La guerra de los corresponsales del 'Times'
Los brigadistas estadounidenses, alejados de las disputas ideológicas internas de la República —únicamente se definían como “antifascistas”—, llenaron las trincheras de carteles con nombres de calles de Nueva York, como Broadway o Union Square, y fueron objeto de orgullo para un extraordinario desfile de personalidades: el cantante Paul Robenson, el actor Errol Flyn o los escritores Stephen Spender y Theodore Dreiser. Pero el que más tiempo pasó con ellos fue Ernest Hemingway, un “bravucón quisquilloso” que se dedicaba a “insultar a los fascistas”. Aparte de los artículos para ensalzar a sus compatriotas, el autor de Por quién doblan las campanas dejó una anécdota que ilustra a la perfección su controvertida personalidad: en una visita al frente, se sentó detrás del escudo antibalas de una ametralladora y descargó un cinturón entero contra el enemigo, lo que provocó un bombardeo con morteros al que, por supuesto, no se quedó.
La Guerra Civil acaparó portadas de periódicos de todo el mundo.
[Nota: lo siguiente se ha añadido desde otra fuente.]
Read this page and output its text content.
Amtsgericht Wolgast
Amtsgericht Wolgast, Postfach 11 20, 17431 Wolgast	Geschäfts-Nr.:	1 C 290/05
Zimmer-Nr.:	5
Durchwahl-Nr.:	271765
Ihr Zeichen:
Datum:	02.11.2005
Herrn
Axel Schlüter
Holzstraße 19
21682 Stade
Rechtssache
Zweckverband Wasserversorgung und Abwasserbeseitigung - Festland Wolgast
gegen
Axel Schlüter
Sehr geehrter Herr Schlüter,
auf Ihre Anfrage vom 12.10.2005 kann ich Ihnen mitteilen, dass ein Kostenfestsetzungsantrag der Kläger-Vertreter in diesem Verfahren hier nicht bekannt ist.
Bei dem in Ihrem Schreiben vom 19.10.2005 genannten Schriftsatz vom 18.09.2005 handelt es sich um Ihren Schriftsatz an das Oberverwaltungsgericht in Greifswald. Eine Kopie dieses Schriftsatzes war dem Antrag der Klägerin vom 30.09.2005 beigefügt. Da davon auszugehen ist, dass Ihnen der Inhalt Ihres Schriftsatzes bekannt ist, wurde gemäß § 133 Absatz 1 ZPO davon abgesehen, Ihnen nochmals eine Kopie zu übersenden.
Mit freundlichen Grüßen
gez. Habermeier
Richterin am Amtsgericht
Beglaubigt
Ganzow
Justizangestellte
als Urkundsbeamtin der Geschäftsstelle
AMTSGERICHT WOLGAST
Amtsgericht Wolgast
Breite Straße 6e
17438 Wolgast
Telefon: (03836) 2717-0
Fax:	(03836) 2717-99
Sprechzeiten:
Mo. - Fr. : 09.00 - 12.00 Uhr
Casi un millar de corresponsales, entre los que se encontraban Hemingway, John Dos Passos, André Malraux, Robert Capa o Marta Gellhorn se desplazaron a España; los idealistas bajo las balas, que los llamaría Paul Preston. Desde mediados de 1936 hasta principios de 1939 The New York Times le dedicó más de 1.000 titulares de primera página a la contienda. Pero en el interior del propio diario estadounidense también se desató una batalla periodística entre sus corresponsales a ambas líneas de fuego. Herbert L. Matthews, un hombre alto y delgado que caminaba por las trincheras con traje y corbata, cubría la España republicana; William P. Carney, un texano católico devoto y declarado entusiasta de Franco, informaba desde el bando sublevado.
La batalla de Teruel fue uno de los capítulos más afilados del pulso entre los dos periodistas. Amparándose en los comunicados de prensa de Franco, Carney envió a la redacción del Times el 31 de diciembre de 1937 una información en la que afirmaba que las tropas nacionales habían recuperado la ciudad. Matthews, envalentonado, regresó a Teruel desde Valencia y mandó una noticia que saldría en primera plana: “Visita a Teruel, que sigue en manos del ejército republicano”. En medio de la crónica, Matthews lanzó un dardo a su compañero: “Lo que resulta evidente en esta guerra es que nada se puede saber con certeza a menos que se vaya al lugar de los hechos y se vea con los propios ojos”.
A pesar de ese idealismo que acompaña desde siempre a los corresponsales extranjeros en España, Hochschild es bastante crítico con ellos en algunos puntos del libro. ¿Por qué a Cataluña, como epicentro revolucionario, no se le dedicaron más crónicas? “Ni uno solo se planteó pasar unos días en una fábrica española o en una tienda o en una finca controlada por sus trabajadores para ver con sus propios ojos simplemente cómo ese sueño utópico se ponía en práctica (…) ¿Cuándo se ha visto un caso semejante en la historia en el que una enorme cantidad de talentosos periodistas pasara por alto una noticia tan importante que estaba sucediendo justo ante sus ojos?”.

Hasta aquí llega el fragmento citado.